O valor mensal depositado nas contas de FGTS do trabalhador tem que sofrer uma atualização monetária e juros, pois ficam na conta por um período de tempo, e isso faria com que perdesse seu poder de compra.
Em 1999 foi criada a Taxa Referencial (TR), a qual foi escolhida para a correção de FGTS, conforme determina o artigo 17, da Lei n° 8.177/91.
Porém, a TR sofreu grande defasagem o longo do tempo, e em 1999 a TR ficou impraticável devido a uma redução de juros, pois utiliza com base a taxa básica financeira, que considera a média dos juros pagos pelos vintes maiores bancos sobre o investimento.

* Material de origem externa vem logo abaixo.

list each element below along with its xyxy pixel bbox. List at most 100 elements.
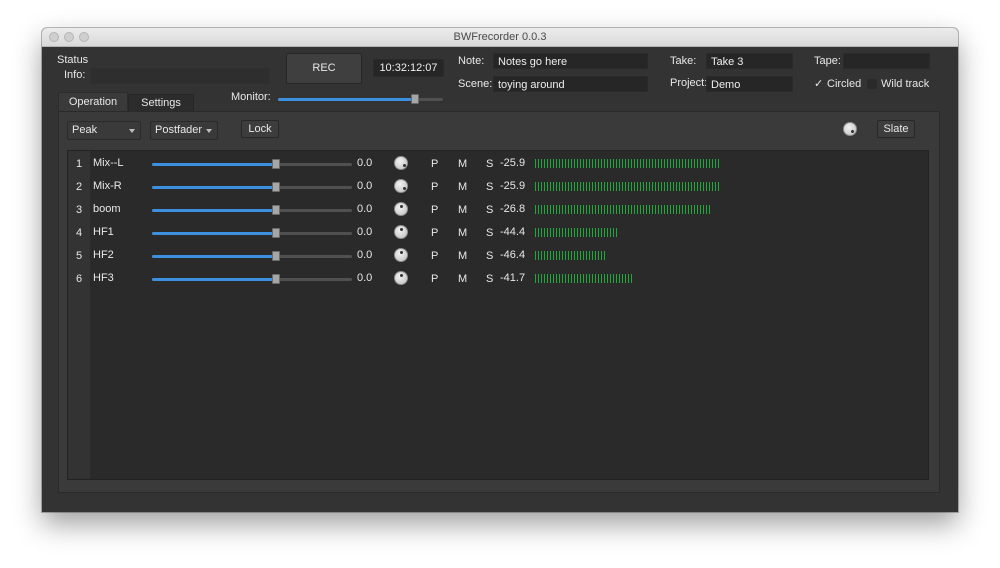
close-window-icon[interactable]	[49, 32, 59, 42]
channel-index: 1	[75, 158, 83, 170]
channel-gain: 0.0	[357, 157, 373, 169]
channel-fader-handle[interactable]	[272, 228, 280, 238]
info-field	[90, 68, 270, 84]
channel-index: 4	[75, 227, 83, 239]
channel-solo-button[interactable]: S	[486, 158, 493, 170]
channel-row: 2 Mix-R 0.0 P M S -25.9	[68, 176, 928, 199]
channel-fader[interactable]	[152, 232, 352, 235]
channel-level-meter	[535, 274, 634, 283]
channel-fader[interactable]	[152, 186, 352, 189]
info-label: Info:	[64, 69, 86, 81]
channel-gain: 0.0	[357, 180, 373, 192]
channel-name: HF1	[93, 226, 114, 238]
channel-p-button[interactable]: P	[431, 204, 438, 216]
tape-input[interactable]	[843, 53, 930, 69]
channel-name: boom	[93, 203, 121, 215]
channel-solo-button[interactable]: S	[486, 250, 493, 262]
channel-fader[interactable]	[152, 255, 352, 258]
channel-pan-knob[interactable]	[394, 271, 408, 285]
channel-level-meter	[535, 159, 721, 168]
channel-fader-handle[interactable]	[272, 205, 280, 215]
lock-button[interactable]: Lock	[241, 120, 279, 138]
title-bar: BWFrecorder 0.0.3	[42, 28, 958, 47]
channel-fader-fill	[152, 255, 276, 258]
channel-mute-button[interactable]: M	[458, 204, 467, 216]
channel-fader-fill	[152, 186, 276, 189]
monitor-slider-handle[interactable]	[411, 94, 419, 104]
knob-indicator	[403, 164, 406, 167]
minimize-window-icon[interactable]	[64, 32, 74, 42]
channel-level: -25.9	[500, 180, 526, 192]
monitor-label: Monitor:	[231, 91, 271, 103]
channel-level: -44.4	[500, 226, 526, 238]
channel-list: 1 Mix--L 0.0 P M S -25.9 2 Mix-R 0.0 P M…	[67, 150, 929, 480]
tab-operation[interactable]: Operation	[58, 92, 128, 111]
knob-indicator	[400, 205, 403, 208]
channel-p-button[interactable]: P	[431, 273, 438, 285]
window-title: BWFrecorder 0.0.3	[453, 31, 547, 43]
channel-level: -26.8	[500, 203, 526, 215]
channel-p-button[interactable]: P	[431, 181, 438, 193]
channel-solo-button[interactable]: S	[486, 273, 493, 285]
channel-row: 6 HF3 0.0 P M S -41.7	[68, 268, 928, 291]
channel-mute-button[interactable]: M	[458, 273, 467, 285]
channel-fader[interactable]	[152, 163, 352, 166]
channel-solo-button[interactable]: S	[486, 227, 493, 239]
channel-p-button[interactable]: P	[431, 227, 438, 239]
channel-solo-button[interactable]: S	[486, 181, 493, 193]
channel-row: 1 Mix--L 0.0 P M S -25.9	[68, 153, 928, 176]
channel-row: 5 HF2 0.0 P M S -46.4	[68, 245, 928, 268]
slate-knob[interactable]	[843, 122, 857, 136]
status-label: Status	[57, 54, 89, 66]
zoom-window-icon[interactable]	[79, 32, 89, 42]
note-input[interactable]: Notes go here	[493, 53, 648, 69]
fader-mode-select[interactable]: Postfader	[150, 121, 218, 140]
channel-level-meter	[535, 182, 721, 191]
channel-p-button[interactable]: P	[431, 158, 438, 170]
channel-pan-knob[interactable]	[394, 179, 408, 193]
take-input[interactable]: Take 3	[706, 53, 793, 69]
channel-level: -25.9	[500, 157, 526, 169]
channel-level: -41.7	[500, 272, 526, 284]
channel-name: Mix--L	[93, 157, 124, 169]
channel-mute-button[interactable]: M	[458, 227, 467, 239]
channel-name: HF3	[93, 272, 114, 284]
channel-fader-handle[interactable]	[272, 251, 280, 261]
knob-indicator	[403, 187, 406, 190]
checkmark-icon: ✓	[814, 78, 824, 90]
channel-fader[interactable]	[152, 278, 352, 281]
channel-name: HF2	[93, 249, 114, 261]
channel-pan-knob[interactable]	[394, 202, 408, 216]
meter-mode-select[interactable]: Peak	[67, 121, 141, 140]
project-input[interactable]: Demo	[706, 76, 793, 92]
channel-gain: 0.0	[357, 272, 373, 284]
channel-level-meter	[535, 251, 607, 260]
knob-indicator	[400, 251, 403, 254]
channel-mute-button[interactable]: M	[458, 181, 467, 193]
tab-settings[interactable]: Settings	[128, 94, 194, 111]
wild-track-checkbox[interactable]	[867, 79, 877, 89]
rec-button[interactable]: REC	[286, 53, 362, 84]
knob-indicator	[400, 274, 403, 277]
circled-label: Circled	[827, 78, 862, 90]
channel-index: 2	[75, 181, 83, 193]
channel-solo-button[interactable]: S	[486, 204, 493, 216]
knob-indicator	[851, 130, 854, 133]
circled-checkbox[interactable]: ✓	[814, 78, 824, 90]
channel-fader-handle[interactable]	[272, 274, 280, 284]
channel-p-button[interactable]: P	[431, 250, 438, 262]
channel-pan-knob[interactable]	[394, 248, 408, 262]
channel-index: 3	[75, 204, 83, 216]
channel-mute-button[interactable]: M	[458, 250, 467, 262]
channel-fader-handle[interactable]	[272, 159, 280, 169]
chevron-down-icon	[206, 129, 212, 133]
channel-fader[interactable]	[152, 209, 352, 212]
app-window: BWFrecorder 0.0.3 Status Info: REC 10:32…	[42, 28, 958, 512]
take-label: Take:	[670, 55, 697, 67]
slate-button[interactable]: Slate	[877, 120, 915, 138]
scene-input[interactable]: toying around	[493, 76, 648, 92]
channel-mute-button[interactable]: M	[458, 158, 467, 170]
channel-pan-knob[interactable]	[394, 225, 408, 239]
channel-fader-handle[interactable]	[272, 182, 280, 192]
channel-pan-knob[interactable]	[394, 156, 408, 170]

O ajuizamento da Ação de Revisão do FGTS permite que os trabalhadores que estavam com carteira assinadas entre 1999 e 2013 possam receber esse valor da correção e dos juros com base em um índice de correção mais favorável, por um índice de correção monetária mais favorável, como o INPC ou IPCA-E, por exemplo, o que cogitamos ser o INPC.
DECISÕES SOBRE AS AÇÕES:
Quando os trabalhadores começaram a dar entrada na ação mencionada, no início os Juízes de primeira instancia estavam julgando favorável a revisão do FGTS para aplicação de índice mais favorável.
Já o STJ julgou negativa aos trabalhadores brasileiros sobre a questão de aplicação, informando que somente o Congresso Nacional que tem o poder de legislar, e decidir o índice de remuneração das contas do FGTS.

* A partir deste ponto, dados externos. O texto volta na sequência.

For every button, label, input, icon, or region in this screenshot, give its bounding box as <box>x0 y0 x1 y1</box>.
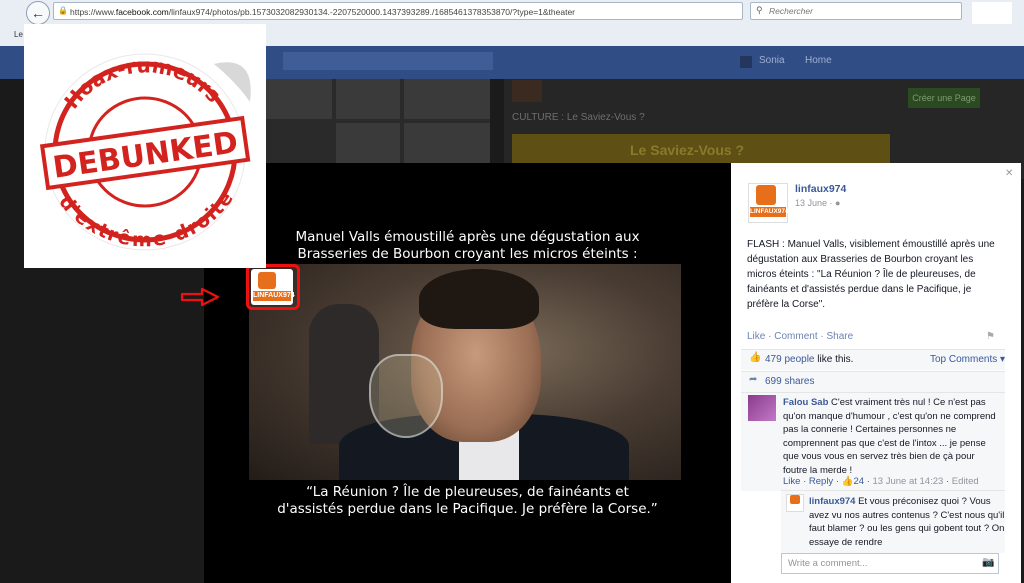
comment-timestamp[interactable]: 13 June at 14:23 <box>873 476 944 487</box>
browser-search-input[interactable]: Rechercher <box>750 2 962 20</box>
url-domain: facebook.com <box>115 7 169 17</box>
toolbar-blank-area <box>972 2 1012 24</box>
photo-quote: “La Réunion ? Île de pleureuses, de fain… <box>204 484 731 518</box>
page-logo-icon <box>756 185 776 205</box>
commenter-avatar[interactable] <box>748 395 776 421</box>
url-suffix: /linfaux974/photos/pb.1573032082930134.-… <box>168 7 575 17</box>
flag-icon[interactable]: ⚑ <box>986 331 995 342</box>
like-link[interactable]: Like <box>747 331 765 342</box>
comment-like-link[interactable]: Like <box>783 476 800 487</box>
headline-line-1: Manuel Valls émoustillé après une dégust… <box>295 229 640 245</box>
reply-author-link[interactable]: linfaux974 <box>809 496 855 507</box>
url-prefix: https://www. <box>70 7 116 17</box>
chevron-down-icon: ▾ <box>1000 354 1006 365</box>
top-comments-label: Top Comments <box>930 354 998 365</box>
comment-actions: Like · Reply · 👍24 · 13 June at 14:23 · … <box>783 476 979 487</box>
dimmed-thumbnail <box>404 79 490 119</box>
dimmed-culture-text: CULTURE : Le Saviez-Vous ? <box>512 112 645 123</box>
page-name-link[interactable]: linfaux974 <box>795 183 846 195</box>
photo-image[interactable] <box>249 264 681 480</box>
reply-avatar-logo <box>790 495 800 504</box>
post-actions: Like · Comment · Share <box>747 331 854 342</box>
annotation-arrow-icon <box>180 287 220 307</box>
share-icon: ➦ <box>749 374 758 385</box>
write-comment-input[interactable]: Write a comment... <box>781 553 999 574</box>
comment-edited-label[interactable]: Edited <box>952 476 979 487</box>
annotation-highlight-box <box>246 264 300 310</box>
dimmed-thumbnail <box>336 123 400 163</box>
comment-author-link[interactable]: Falou Sab <box>783 397 828 408</box>
address-bar[interactable]: https://www.facebook.com/linfaux974/phot… <box>53 2 743 20</box>
dimmed-banner-text: Le Saviez-Vous ? <box>630 142 745 158</box>
headline-line-2: Brasseries de Bourbon croyant les micros… <box>297 246 638 262</box>
header-home-link[interactable]: Home <box>805 55 832 66</box>
dimmed-photo-grid <box>266 79 490 163</box>
dimmed-thumbnail <box>336 79 400 119</box>
reply-body: linfaux974 Et vous préconisez quoi ? Vou… <box>809 495 1005 549</box>
post-text: FLASH : Manuel Valls, visiblement émoust… <box>747 239 995 310</box>
search-icon: ⚲ <box>756 5 763 15</box>
comment-likes-icon: 👍 <box>841 476 854 487</box>
thumbs-up-icon: 👍 <box>749 352 762 363</box>
globe-icon: ● <box>835 198 841 208</box>
likes-summary: 479 people like this. <box>765 354 853 365</box>
comment-body: Falou Sab C'est vraiment très nul ! Ce n… <box>783 396 1001 478</box>
shares-count-link[interactable]: 699 shares <box>765 376 814 387</box>
share-link[interactable]: Share <box>827 331 854 342</box>
photo-background-person <box>309 304 379 444</box>
quote-line-1: “La Réunion ? Île de pleureuses, de fain… <box>306 484 629 500</box>
dimmed-page-logo <box>512 80 542 102</box>
photo-headline: Manuel Valls émoustillé après une dégust… <box>204 229 731 263</box>
likes-count-link[interactable]: 479 people <box>765 354 815 365</box>
post-date[interactable]: 13 June · ● <box>795 198 840 208</box>
comment-link[interactable]: Comment <box>774 331 817 342</box>
top-comments-dropdown[interactable]: Top Comments ▾ <box>930 354 1005 365</box>
bookmark-item[interactable]: Le <box>0 30 23 39</box>
lock-icon: 🔒 <box>58 6 68 15</box>
back-button[interactable]: ← <box>26 1 50 25</box>
dimmed-thumbnail <box>266 79 332 119</box>
dimmed-thumbnail <box>404 123 490 163</box>
header-user-name[interactable]: Sonia <box>759 55 785 66</box>
wine-glass <box>369 354 443 438</box>
user-avatar[interactable] <box>740 56 752 68</box>
likes-suffix: like this. <box>817 354 854 365</box>
close-icon[interactable]: ✕ <box>1005 168 1013 179</box>
create-page-button[interactable]: Créer une Page <box>908 88 980 108</box>
comment-reply-link[interactable]: Reply <box>809 476 833 487</box>
photo-hair <box>419 269 539 329</box>
facebook-search-input[interactable] <box>283 52 493 70</box>
page-logo-text: LINFAUX974 <box>750 207 789 217</box>
post-date-text: 13 June <box>795 198 828 208</box>
debunked-stamp: Hoax-rumeurs d'extrême-droite DEBUNKED <box>39 53 251 251</box>
camera-icon[interactable]: 📷 <box>982 557 994 568</box>
comment-likes-count[interactable]: 24 <box>853 476 864 487</box>
comment-text: C'est vraiment très nul ! Ce n'est pas q… <box>783 397 996 476</box>
quote-line-2: d'assistés perdue dans le Pacifique. Je … <box>277 501 658 517</box>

Veio a Ação Indireta de Inconstitucionalidade (ADI 5.090), informando que o índice aplicado é inferior a inflação, e que a Caixa Econômica Federal se apropria de parte dos depósitos de FGTS, o que não deveria ocorrer. Assim, houve cautelar deferida, e suspendeu todos os processos que discutem essa questão.
Em 2018, o STJ julgou o Processo Representativo da Matéria – Resp. 1.614.874, que entendeu que o legislador estipulado o TR, e o judiciário não teria poder para substitui-lo pois afrontaria o Princípio da Separação dos Poderes, onde tal providencia só seria permitido pelo Poder Legislativo.
Em 2019, o STF suspendeu todos os processos em tramitação, até o julgamento do Processo Representativo da Matéria da ADIN 5.090
Houve julgamento da ADC 58, em 18/12/2020, onde o STF declarou inconstitucional o uso do TR para corrigir monetariamente as dívidas trabalhistas, pois este índice não mais reflete a variação do poder aquisitivo da moeda, reduzindo materialmente o valor a ser recebido pelo trabalhador afrontando o Direito de Propriedade.
O julgamento do STF estava marcado para o dia 13/05/2021, porém este foi adiado, sem data definida.
O QUE DEVO FAZER?
Se você trabalhou entre o período de 1999 a 2013, com carteira assinada, recomenda-se procurar um advogado, para que ele entre com a Ação de Revisão de FGTS, pedindo a atualização monetária sobre índice mais favorável ao trabalhador.
O profissional da área irá explicar sua situação, tendo em vista cada caso ser individualizado, e requisitará os documentos necessário para a propositura da demanda.